アリババが参入表明した「AIチップ」開発競争、新技術の台頭をスタートアップはどう生かすか(あすへのヒント)

更新日:2018.05.12

日本ゴールデンウィークを前に、世界的に盛り上がったAI(人工知能)関連のニュースが、東京から発信された。4月26日、早稲田大学で講演した中国のネット通販最大手、アリババ集団の馬雲(ジャック・マー)会長が突如、明言した内容が世界中に伝わったのだ。

「(アリババは)AIによる推理・計算に使われる半導体チップの開発に参入する」

いわゆる「AIチップ」の開発に乗り出すと断言したのだ。

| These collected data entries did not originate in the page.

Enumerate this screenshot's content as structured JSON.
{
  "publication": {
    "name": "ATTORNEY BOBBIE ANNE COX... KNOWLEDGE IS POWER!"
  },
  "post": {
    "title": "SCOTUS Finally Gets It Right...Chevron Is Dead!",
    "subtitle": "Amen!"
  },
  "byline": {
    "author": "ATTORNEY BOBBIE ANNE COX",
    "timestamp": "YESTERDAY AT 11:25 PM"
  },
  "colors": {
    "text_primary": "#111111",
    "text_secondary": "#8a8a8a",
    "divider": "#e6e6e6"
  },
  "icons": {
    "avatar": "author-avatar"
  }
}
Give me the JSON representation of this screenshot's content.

これには早大の大隈記念講堂に集まった約1200人の聴衆だけでなく、取材するために列席した報道関係者も度肝を抜かれた。

AIチップとは、AIの高速処理を可能にするために開発された半導体のことだ。AIは人間との対話などの中で、スムーズに情報を処理して何を答えるべきかを「類推」し、的確に素早く答えられなければ、使い勝手は悪くなる。そこで、膨大なデータ情報を特別に処理するチップを開発することがIT各社にとって急務になってきた。AIチップはこうした要請を受けて開発されつつあるもので、パソコンなどで使う画像処理用チップやCPU(中央演算処理装置)の数十倍は速く駆動してエネルギー効率も良いのが最大の特徴だ。

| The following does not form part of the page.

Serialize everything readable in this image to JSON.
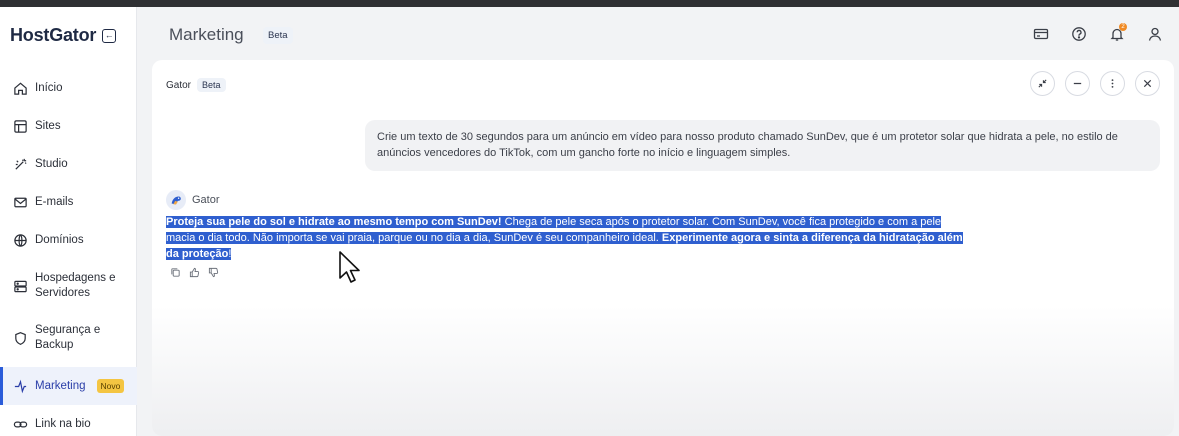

マー氏が見据えるのは単なるAIだけでなく、あらゆるものがネットにつながる「IoT(Internet of Things)」の普及や、自動運転技術の進展によって今後、今まで以上に膨大な情報処理能力が必要になるとの考えからだ。現在、半導体は米国が開発の主流になっているが、マー氏は講演で「半導体チップ市場は米国がコントロールしてきたが、売ってもらえなくなったらどうするのか」と話し、だれでも使えるようにすべきだとの考えを披露。自社だけでなく、日本や韓国など他国でも開発すべきだと強調したという。

アリババだけではない。実は「GAFA」と称される米国のIT大手4社のグーグル、アマゾン・ドット・コム、フェイスブック、アップルのいずれもがAIチップの開発に参入すると表明している。これに加えて、半導体最大手の米インテルや画像処理半導体最大手の米エヌビディア(NVIDIA)なども当然ながら、将来に収益の柱にしようとの狙いで開発を強化している。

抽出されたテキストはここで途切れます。